REPUBLIKA.CO.ID, TEL AVIV -- Otorits Israel menegaskan penolakannya atas rencana Amerika Serikat (AS) membuka kembali konsulatnya untuk Palestina di Yerusalem. Menurut Tel Aviv, langkah semacam itu membutuhkan izin dari mereka.
“Tidak mungkin, tidak mungkin. Itu membutuhkan persetujuan Israel,” kata Menteri Kehakiman Israel Gideon Saar saat ditanya Jerusalem Post tentang apakah pembukaan konsulat AS untuk Palestina bakal dilanjutkan, Selasa (12/10).
Kedutaan Besar AS untuk Israel di Yerusalem belum memberi komentar resmi terkait hal tersebut. Namun isu itu kemungkinan akan dibahas saat Menteri Luar Negeri Israel Yair Lapid mengunjungi Washington pada Selasa.

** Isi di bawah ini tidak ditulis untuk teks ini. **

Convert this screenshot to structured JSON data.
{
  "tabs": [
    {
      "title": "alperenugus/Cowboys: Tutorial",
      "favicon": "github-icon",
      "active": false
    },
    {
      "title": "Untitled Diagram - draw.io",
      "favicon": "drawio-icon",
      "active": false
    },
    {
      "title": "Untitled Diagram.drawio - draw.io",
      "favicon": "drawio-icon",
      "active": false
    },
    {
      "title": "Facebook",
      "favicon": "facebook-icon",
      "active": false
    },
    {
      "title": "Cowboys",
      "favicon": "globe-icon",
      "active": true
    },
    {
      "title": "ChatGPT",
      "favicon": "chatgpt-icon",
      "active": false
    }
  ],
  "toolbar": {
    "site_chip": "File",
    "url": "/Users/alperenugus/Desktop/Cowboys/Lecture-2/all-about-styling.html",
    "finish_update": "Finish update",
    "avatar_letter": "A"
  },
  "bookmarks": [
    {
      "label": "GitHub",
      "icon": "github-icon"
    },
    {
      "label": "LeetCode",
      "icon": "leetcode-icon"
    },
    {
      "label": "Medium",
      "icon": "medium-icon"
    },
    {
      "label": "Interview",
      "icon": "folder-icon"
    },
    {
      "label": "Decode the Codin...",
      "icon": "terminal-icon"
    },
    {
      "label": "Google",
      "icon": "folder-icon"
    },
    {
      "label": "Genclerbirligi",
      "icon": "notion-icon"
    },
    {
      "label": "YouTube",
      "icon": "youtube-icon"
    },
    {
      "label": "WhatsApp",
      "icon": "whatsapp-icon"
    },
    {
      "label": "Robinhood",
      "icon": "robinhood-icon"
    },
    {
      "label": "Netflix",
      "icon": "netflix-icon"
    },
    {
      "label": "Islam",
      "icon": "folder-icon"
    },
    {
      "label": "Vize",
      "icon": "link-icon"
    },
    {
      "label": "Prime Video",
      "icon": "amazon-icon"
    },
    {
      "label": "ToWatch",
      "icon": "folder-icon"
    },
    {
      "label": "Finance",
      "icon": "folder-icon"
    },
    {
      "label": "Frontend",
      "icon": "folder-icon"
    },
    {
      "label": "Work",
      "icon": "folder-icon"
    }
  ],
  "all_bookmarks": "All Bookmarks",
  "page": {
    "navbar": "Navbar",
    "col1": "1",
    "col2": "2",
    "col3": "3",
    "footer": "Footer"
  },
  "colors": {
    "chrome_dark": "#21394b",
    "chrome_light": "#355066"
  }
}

Sebelumnya Lapid pun telah menyuarakan penolakan atas rencana AS membuka kembali konsulatnya untuk Palestina di Yerusalem. "Kami pikir itu ide yang buruk dan kami telah memberi tahu Amerika bahwa kami rasa itu ide yang buruk," kata Lapid pada 1 September lalu.
Lapid berpendapat, langkah AS membuka kembali konsulatnya untuk Palestina di Yerusalem Timur akan mengirim pesan keliru. "Tidak hanya ke kawasan, tidak hanya ke Palestina, tapi juga ke negara lain. Kami tidak ingin ini terjadi," ujarnya.
Dia memperingatkan, kabinet Israel saat ini memiliki struktur yang sensitif. Jika AS mengambil langkah semacam itu untuk Palestina, hal tersebut berpotensi memecah pemerintahan Israel. Pemerintahan Israel saat ini terbentuk atas koalisi dari partai-partai ekstrem kanan, tengah, kiri, dan Arab.
Pada Desember 2017, AS, di bawah pemerintahan mantan presiden Donald Trump mengakui Yerusalem sebagai ibu kota Israel. AS menjadi negara pertama di dunia yang memberi pengakuan semacam itu. Pada Mei 2018, Washington memindahkan kedutaan besarnya untuk Israel ke Yerusalem.
Di tahun yang sama, pemerintahan Trump menutup konsulat AS untuk Palestina di Yerusalem Timur. Serangkain langkah tersebut sempat memicu ketegangan, tak hanya di Tepi Barat, tapi juga Jalur Gaza.